Loss of Malpractice Insurance

Medical care providers should check to see if their malpractice insurance covers them when recommending or being involved in dispensing “medical” marijuana.38

Conclusion

The use of “medical” marijuana as a medicine that has not been approved by the FDA is fraught with liability for medical care providers, especially when there are FDA approved medications that should be tried first. Lawsuits and loss of licenses could be the result.

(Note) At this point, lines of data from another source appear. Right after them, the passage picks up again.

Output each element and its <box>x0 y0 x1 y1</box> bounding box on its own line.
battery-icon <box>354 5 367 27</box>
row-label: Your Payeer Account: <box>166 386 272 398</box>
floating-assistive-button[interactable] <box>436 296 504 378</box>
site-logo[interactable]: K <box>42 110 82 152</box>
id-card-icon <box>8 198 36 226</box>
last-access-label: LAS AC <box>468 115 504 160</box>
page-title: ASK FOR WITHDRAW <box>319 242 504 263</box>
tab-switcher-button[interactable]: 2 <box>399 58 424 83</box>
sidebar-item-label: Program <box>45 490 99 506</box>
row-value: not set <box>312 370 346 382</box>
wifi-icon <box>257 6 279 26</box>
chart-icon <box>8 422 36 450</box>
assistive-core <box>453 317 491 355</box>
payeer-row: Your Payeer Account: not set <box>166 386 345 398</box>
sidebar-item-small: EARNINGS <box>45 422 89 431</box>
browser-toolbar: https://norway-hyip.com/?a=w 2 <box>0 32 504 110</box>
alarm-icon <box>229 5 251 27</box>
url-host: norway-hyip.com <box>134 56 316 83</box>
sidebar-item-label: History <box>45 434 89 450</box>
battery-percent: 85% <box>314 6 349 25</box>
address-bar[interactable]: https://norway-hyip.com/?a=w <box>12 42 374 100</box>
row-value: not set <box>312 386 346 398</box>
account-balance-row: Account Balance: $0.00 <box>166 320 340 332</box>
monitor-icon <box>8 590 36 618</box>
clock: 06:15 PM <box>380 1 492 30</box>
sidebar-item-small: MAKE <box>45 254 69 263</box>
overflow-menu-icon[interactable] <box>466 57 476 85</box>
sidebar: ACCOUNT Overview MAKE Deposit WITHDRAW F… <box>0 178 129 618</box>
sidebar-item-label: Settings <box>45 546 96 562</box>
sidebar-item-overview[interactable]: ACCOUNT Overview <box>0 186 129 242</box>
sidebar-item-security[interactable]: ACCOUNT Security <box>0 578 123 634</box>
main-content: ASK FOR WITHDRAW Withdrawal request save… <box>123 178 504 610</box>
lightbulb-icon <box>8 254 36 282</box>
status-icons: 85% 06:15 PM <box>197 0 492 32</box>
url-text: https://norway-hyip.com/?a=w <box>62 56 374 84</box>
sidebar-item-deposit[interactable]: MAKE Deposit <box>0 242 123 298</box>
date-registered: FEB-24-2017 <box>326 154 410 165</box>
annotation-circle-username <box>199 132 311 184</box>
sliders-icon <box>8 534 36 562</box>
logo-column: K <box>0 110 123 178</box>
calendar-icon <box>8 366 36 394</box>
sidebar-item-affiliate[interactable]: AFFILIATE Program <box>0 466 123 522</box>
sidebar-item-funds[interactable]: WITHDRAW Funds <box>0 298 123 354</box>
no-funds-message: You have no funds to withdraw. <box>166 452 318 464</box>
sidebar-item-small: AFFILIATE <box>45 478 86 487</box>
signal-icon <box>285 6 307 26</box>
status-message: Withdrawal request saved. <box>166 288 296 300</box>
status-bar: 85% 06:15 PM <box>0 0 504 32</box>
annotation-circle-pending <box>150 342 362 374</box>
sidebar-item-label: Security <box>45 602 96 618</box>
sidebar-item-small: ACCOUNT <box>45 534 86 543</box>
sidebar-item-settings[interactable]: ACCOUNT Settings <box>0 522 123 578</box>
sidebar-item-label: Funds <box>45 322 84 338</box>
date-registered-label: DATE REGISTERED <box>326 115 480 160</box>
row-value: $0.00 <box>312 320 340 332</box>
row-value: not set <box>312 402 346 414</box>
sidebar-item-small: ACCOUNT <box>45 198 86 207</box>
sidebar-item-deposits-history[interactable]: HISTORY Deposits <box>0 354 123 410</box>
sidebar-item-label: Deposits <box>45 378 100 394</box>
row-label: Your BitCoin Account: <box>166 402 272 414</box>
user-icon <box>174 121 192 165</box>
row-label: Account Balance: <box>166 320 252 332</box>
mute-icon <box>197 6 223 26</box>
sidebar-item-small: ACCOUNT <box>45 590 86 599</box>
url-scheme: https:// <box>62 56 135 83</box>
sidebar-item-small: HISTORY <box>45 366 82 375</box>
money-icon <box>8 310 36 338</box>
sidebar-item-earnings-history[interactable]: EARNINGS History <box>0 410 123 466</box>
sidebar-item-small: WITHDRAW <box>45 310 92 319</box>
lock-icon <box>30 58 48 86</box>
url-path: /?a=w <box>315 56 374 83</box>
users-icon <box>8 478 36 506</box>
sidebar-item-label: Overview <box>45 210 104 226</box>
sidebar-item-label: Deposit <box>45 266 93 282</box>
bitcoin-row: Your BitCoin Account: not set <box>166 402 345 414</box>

Disclaimer of Legal Advice

This chapter should not be considered legal advice. This is for informational purposes only. Use of and access to these materials does not in itself create an attorney–client relationship between David G. Evans and CIVEL and the user or reader. Mr. Evans or CIVEL cannot vouch for any study cited herein since they did not do the study. The readers should consult the study and make their own interpretation as to its accuracy. Please also be advised that case law and statutory and regulatory laws cited herein may have been amended or changed by the time you read this. In addition, each state has laws that differ from other states. What may be true in one state may not be true in another. Federal law may also differ from state law. Please consult an attorney licensed in your state for legal advice.